De Wob had als juridische uitgangspunt dat openbaarmaking een plicht is van elk bestuursorgaan. Geheimhouding hoorde altijd een – gemotiveerde – uitzondering te blijven. Persoonlijke beleidsopvattingen, privacygevoelige informatie zoals strafbladen en stukken die concurrentiegevoelige informatie van bedrijven bevatten, waren uitgesloten van de mogelijkheid om ze met een beroep op de wet Wob in te zien. Maar ook hierop waren uitzonderingen mogelijk gemaakt door de rechter en het Verdrag van Aarhus. Het vakgebied van de overheidscommunicatie en -informatie kreeg door de Wob een juridisch fundament.

De Wob was geen documentenwet zoals de openbaarheidsregels bij de Europese Unie, van de VS en van bijvoorbeeld Zweden, maar een informatiewet. Het ging om de informatie die reeds vastgelegd was, ongeacht de gegevensdrager. Zo kon het ook om informatie gaan op een USB-stick of harde schijf, om een foto, aantekeningen op een gele memosticker of een SMS-bericht op de zakelijke telefoon van een ambtenaar.
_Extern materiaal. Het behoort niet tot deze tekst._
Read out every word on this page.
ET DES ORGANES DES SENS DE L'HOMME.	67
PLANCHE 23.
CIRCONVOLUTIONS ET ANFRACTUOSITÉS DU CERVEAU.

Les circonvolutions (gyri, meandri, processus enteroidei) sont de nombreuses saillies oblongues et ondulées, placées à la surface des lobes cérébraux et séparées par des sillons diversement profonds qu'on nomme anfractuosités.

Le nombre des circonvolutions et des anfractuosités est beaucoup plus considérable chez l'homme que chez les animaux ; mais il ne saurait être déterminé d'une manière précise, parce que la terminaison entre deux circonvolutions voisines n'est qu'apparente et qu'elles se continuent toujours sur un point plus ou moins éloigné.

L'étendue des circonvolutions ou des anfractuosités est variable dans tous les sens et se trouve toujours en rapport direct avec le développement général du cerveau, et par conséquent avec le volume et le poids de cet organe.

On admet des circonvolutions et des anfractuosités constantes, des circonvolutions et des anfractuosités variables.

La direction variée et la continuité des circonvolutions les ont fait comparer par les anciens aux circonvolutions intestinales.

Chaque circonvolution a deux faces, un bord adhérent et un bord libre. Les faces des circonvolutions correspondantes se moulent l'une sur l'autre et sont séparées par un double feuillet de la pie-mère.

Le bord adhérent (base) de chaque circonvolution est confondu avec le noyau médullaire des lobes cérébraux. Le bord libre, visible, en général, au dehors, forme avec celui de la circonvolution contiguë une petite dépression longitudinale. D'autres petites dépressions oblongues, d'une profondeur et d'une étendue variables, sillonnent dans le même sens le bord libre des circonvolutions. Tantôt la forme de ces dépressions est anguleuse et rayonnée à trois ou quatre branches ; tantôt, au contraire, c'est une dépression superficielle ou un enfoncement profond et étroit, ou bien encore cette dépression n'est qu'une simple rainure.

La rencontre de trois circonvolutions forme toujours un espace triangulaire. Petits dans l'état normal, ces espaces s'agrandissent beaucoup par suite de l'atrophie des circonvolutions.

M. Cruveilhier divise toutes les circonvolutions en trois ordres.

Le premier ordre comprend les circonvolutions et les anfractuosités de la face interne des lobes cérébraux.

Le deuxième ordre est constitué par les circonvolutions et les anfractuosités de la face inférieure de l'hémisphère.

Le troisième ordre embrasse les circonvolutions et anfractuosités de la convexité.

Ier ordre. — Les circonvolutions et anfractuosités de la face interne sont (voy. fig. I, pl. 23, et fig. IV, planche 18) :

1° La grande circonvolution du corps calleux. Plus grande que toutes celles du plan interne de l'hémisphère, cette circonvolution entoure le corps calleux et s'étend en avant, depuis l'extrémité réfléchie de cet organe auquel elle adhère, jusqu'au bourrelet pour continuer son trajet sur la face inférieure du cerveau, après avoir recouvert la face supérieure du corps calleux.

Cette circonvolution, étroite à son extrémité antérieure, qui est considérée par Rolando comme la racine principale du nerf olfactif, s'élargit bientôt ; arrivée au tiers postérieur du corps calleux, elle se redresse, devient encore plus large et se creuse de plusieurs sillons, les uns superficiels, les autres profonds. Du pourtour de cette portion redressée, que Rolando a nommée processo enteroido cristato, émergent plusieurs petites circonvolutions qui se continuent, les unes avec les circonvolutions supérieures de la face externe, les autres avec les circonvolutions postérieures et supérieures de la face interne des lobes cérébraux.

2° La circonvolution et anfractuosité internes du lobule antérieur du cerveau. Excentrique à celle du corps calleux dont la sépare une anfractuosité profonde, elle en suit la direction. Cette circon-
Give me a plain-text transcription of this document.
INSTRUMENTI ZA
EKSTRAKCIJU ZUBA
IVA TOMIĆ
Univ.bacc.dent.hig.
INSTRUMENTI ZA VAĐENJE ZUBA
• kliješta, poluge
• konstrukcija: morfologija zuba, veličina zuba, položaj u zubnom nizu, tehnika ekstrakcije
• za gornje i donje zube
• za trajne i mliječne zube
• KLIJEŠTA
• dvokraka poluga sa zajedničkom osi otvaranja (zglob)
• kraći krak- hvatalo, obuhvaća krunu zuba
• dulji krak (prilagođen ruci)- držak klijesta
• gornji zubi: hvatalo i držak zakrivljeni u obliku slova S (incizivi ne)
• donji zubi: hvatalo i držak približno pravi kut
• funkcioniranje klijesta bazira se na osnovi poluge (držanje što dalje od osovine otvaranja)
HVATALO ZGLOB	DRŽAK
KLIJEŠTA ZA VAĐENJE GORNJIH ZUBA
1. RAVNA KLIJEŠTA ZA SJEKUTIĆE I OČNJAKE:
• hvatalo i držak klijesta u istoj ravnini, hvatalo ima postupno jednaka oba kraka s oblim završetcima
De overheid had het laatste woord over de vorm van de gegevensverstrekking; dat kon ook mondeling zijn. Vooral journalisten beriepen zich op de Wob.[9]

Het samenstellen van totaal nieuwe documenten uit bestaande documenten was geen onderdeel van de Wob. Echter, informatie zoals metadata die tijdens normale werkzaamheden van ambtenaren zichtbaar is op een scherm kon middels een schermafdruk verstrekt worden en viel daarom binnen de Wob.[10]

Behandeling van verzoeken[bewerken | brontekst bewerken]

Alhoewel vormvrij mocht elk bestuursorgaan voor Wob-verzoeken kiezen of ze naast schriftelijk (op papier) ook digitaal ingediend mochten worden.Voor het verstrekken van kopieën van documenten op een Wob-verzoek mocht de rijksoverheid een vergoeding in rekening brengen. De hoogte hiervan is vastgelegd in het Besluit tarieven openbaarheid van bestuur.[11]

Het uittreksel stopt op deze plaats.